While completing the paperwork for the donations, I asked if a brain tissue sample would be taken. When I was informed that one would be, I stipulated that it include a portion of his corpus callosum membrane. That is the membrane that coordinates communication between the two hemispheres of the cerebral cortex – the left and right brain. In Michael’s case, it was always thin and inefficient. The two halves of his brain literally didn’t communicate well. This was arguably the root cause of his disability, and I wanted to make sure it was examined. Perhaps something could be learned that would help future patients. The social worker noted my concern, and told me that it would be followed.
The priest performed the anointing of the sick, followed by last rites. The equipment was re-configured to keep him stable for several more hours, and that was pretty much that. The priest returned to the friary around 2:30pm, while the three of us went to the hospital cafeteria for a much needed meal. We were beyond exhausted, and our emotions were all over the map. All in all though, it was a welcome break.
Shortly after 8:00pm that night, we were informed that the surgery rooms were in the final stages of preparation, and that everyone who needed to be present was on site. The medication drip was reduced to minimum, and he was disconnected from the respirator. Then something very beautiful happened.
The hospital has a ritual they perform when a terminal patient is being taken to donor surgery.

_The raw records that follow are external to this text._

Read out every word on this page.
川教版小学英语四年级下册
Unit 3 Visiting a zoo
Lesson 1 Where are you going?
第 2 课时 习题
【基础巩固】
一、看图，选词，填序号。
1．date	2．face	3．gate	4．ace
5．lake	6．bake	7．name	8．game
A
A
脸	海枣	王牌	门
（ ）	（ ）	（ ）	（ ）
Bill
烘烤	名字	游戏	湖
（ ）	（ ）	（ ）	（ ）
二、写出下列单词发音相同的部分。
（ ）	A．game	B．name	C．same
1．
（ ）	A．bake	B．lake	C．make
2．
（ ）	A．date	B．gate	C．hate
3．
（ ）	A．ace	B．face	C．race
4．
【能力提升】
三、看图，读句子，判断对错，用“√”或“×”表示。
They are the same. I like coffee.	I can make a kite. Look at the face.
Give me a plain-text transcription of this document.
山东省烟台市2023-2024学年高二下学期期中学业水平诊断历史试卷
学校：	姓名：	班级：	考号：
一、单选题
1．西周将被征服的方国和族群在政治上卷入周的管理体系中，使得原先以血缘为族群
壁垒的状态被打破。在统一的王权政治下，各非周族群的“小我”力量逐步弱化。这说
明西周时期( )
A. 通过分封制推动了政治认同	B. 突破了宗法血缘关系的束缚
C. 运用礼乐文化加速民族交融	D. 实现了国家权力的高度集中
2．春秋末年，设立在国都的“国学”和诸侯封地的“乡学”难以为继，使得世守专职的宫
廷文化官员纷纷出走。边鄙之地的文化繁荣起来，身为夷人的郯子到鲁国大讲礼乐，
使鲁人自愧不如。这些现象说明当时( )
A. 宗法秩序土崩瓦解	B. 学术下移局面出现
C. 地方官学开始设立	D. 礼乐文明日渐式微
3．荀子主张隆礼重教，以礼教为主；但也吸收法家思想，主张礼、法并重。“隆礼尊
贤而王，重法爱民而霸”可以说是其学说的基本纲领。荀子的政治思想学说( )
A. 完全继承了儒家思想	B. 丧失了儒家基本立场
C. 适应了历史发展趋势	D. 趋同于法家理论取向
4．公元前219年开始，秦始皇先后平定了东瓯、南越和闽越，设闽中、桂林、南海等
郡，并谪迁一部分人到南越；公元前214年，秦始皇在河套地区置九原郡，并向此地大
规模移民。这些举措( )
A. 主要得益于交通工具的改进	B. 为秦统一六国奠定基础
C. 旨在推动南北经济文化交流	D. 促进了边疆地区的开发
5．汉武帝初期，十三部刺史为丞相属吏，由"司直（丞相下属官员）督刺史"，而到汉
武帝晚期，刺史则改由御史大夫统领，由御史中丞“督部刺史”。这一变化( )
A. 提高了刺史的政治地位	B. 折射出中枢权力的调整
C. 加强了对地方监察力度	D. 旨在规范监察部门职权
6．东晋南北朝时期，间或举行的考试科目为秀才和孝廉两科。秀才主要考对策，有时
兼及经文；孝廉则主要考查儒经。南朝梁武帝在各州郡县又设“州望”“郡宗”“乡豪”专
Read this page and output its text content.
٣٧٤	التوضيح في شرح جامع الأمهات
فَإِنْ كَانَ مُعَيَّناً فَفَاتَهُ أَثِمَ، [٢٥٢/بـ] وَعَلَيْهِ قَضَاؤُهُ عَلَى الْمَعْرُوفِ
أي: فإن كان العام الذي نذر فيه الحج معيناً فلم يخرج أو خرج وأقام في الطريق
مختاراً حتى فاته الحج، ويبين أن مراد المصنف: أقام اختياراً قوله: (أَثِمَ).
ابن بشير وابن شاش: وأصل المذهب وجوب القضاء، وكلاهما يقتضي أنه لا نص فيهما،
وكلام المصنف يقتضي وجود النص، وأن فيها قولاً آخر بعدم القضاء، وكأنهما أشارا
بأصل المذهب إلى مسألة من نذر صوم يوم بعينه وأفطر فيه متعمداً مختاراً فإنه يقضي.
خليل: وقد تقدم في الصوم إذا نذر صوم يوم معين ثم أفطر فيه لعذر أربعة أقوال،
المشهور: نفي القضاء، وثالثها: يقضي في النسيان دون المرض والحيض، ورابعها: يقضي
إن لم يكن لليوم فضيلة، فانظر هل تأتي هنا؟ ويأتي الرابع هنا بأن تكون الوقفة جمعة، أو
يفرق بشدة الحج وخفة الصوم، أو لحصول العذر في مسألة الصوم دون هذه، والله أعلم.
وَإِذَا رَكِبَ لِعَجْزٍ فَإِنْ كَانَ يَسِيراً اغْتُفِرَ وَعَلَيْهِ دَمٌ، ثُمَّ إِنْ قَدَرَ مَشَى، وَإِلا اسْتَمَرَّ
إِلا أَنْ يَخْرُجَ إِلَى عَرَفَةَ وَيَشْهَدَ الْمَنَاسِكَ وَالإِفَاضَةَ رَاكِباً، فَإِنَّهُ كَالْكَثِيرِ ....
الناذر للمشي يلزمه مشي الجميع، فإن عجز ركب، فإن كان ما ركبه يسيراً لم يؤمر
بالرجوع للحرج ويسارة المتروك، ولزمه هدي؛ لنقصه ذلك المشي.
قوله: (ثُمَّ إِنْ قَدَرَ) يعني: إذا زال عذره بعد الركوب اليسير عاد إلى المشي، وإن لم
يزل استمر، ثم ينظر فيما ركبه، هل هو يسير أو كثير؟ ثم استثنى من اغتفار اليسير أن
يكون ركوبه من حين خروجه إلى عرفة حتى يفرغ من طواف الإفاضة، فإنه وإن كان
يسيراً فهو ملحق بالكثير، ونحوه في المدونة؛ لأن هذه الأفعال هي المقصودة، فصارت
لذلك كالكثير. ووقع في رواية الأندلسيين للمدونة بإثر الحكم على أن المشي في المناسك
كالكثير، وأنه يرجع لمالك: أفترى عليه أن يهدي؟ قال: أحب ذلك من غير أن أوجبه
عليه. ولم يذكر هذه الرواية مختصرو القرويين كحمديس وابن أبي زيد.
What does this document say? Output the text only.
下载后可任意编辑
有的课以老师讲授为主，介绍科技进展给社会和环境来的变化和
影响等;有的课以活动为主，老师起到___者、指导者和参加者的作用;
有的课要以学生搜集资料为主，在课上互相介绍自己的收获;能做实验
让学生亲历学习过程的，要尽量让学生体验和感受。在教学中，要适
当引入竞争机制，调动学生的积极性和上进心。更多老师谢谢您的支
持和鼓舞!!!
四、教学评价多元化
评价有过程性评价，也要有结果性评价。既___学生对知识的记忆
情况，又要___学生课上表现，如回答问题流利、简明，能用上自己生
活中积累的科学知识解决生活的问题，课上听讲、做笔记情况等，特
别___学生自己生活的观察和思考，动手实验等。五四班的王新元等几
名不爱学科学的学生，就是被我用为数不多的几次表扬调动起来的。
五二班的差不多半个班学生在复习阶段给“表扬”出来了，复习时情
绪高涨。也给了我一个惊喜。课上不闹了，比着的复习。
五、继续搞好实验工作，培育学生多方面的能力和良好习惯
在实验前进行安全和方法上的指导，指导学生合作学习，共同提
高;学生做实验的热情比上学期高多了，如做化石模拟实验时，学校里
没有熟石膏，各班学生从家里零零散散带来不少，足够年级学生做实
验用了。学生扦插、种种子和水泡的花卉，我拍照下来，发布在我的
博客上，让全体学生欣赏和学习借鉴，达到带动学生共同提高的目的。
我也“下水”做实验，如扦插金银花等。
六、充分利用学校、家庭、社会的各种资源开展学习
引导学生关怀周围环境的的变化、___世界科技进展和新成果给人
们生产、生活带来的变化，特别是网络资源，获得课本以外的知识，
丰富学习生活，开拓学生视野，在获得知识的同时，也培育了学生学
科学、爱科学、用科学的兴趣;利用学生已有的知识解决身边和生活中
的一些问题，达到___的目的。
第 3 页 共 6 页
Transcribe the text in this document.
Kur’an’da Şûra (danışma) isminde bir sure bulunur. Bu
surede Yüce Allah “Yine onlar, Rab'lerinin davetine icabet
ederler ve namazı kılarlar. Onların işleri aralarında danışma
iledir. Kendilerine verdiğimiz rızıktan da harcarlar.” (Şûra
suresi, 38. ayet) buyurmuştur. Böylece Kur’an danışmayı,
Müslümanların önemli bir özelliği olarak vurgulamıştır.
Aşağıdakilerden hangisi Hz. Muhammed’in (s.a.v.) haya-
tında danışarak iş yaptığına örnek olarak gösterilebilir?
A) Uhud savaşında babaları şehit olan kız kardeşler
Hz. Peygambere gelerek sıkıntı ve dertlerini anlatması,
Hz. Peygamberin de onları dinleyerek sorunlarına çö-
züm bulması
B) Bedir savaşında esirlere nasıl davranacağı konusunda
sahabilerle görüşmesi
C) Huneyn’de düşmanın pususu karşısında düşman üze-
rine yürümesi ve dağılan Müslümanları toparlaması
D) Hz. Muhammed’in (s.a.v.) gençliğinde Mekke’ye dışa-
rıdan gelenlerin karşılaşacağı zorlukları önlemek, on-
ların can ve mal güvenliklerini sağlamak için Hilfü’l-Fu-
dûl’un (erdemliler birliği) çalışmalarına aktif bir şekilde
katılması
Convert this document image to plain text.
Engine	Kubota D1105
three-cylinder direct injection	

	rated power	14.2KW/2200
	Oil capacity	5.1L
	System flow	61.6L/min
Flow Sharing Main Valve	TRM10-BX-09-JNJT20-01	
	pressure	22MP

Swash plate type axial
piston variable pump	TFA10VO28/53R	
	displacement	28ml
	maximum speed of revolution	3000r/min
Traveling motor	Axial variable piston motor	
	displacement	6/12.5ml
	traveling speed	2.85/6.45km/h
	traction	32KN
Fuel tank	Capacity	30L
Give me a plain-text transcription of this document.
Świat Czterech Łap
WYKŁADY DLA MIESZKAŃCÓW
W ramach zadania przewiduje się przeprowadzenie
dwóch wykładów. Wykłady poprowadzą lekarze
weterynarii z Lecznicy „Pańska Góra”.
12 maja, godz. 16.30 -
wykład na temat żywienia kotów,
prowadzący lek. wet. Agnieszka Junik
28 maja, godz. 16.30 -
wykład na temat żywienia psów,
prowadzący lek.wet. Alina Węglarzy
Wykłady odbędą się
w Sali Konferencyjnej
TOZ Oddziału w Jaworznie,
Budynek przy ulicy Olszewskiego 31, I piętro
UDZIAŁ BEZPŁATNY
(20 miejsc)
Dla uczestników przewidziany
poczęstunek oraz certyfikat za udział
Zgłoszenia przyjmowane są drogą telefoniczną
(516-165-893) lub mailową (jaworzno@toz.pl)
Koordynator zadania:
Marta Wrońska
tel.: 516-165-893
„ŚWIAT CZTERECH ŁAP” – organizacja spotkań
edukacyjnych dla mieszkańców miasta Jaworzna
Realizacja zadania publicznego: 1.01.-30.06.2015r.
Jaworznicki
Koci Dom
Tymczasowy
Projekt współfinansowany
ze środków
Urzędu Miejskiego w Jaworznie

As the patient is wheeled through the hospital, staff members in whatever rooms are passed go into the corridor and watch them roll past. It is their show of respect to the patient and the grieving family. Michael was wheeled through the hospital, flanked by several doctors and nurses, while Lisa, Caitlin and I followed behind. Along the way, his favorite song was playing on my smart phone. As difficult as it was, it did provide some comfort.
Michael’s heart and breathing stopped shortly after 9:00pm on September 25. We started for home about thirty minutes later, to whatever future awaited us.
Michael was entrusted to the Clore-English funeral home in Culpeper. His funeral mass took place a week later, on October 4, and his ashes were interred on October 21.
I will add to this story when I am able. But for the moment, this is as far as I can go.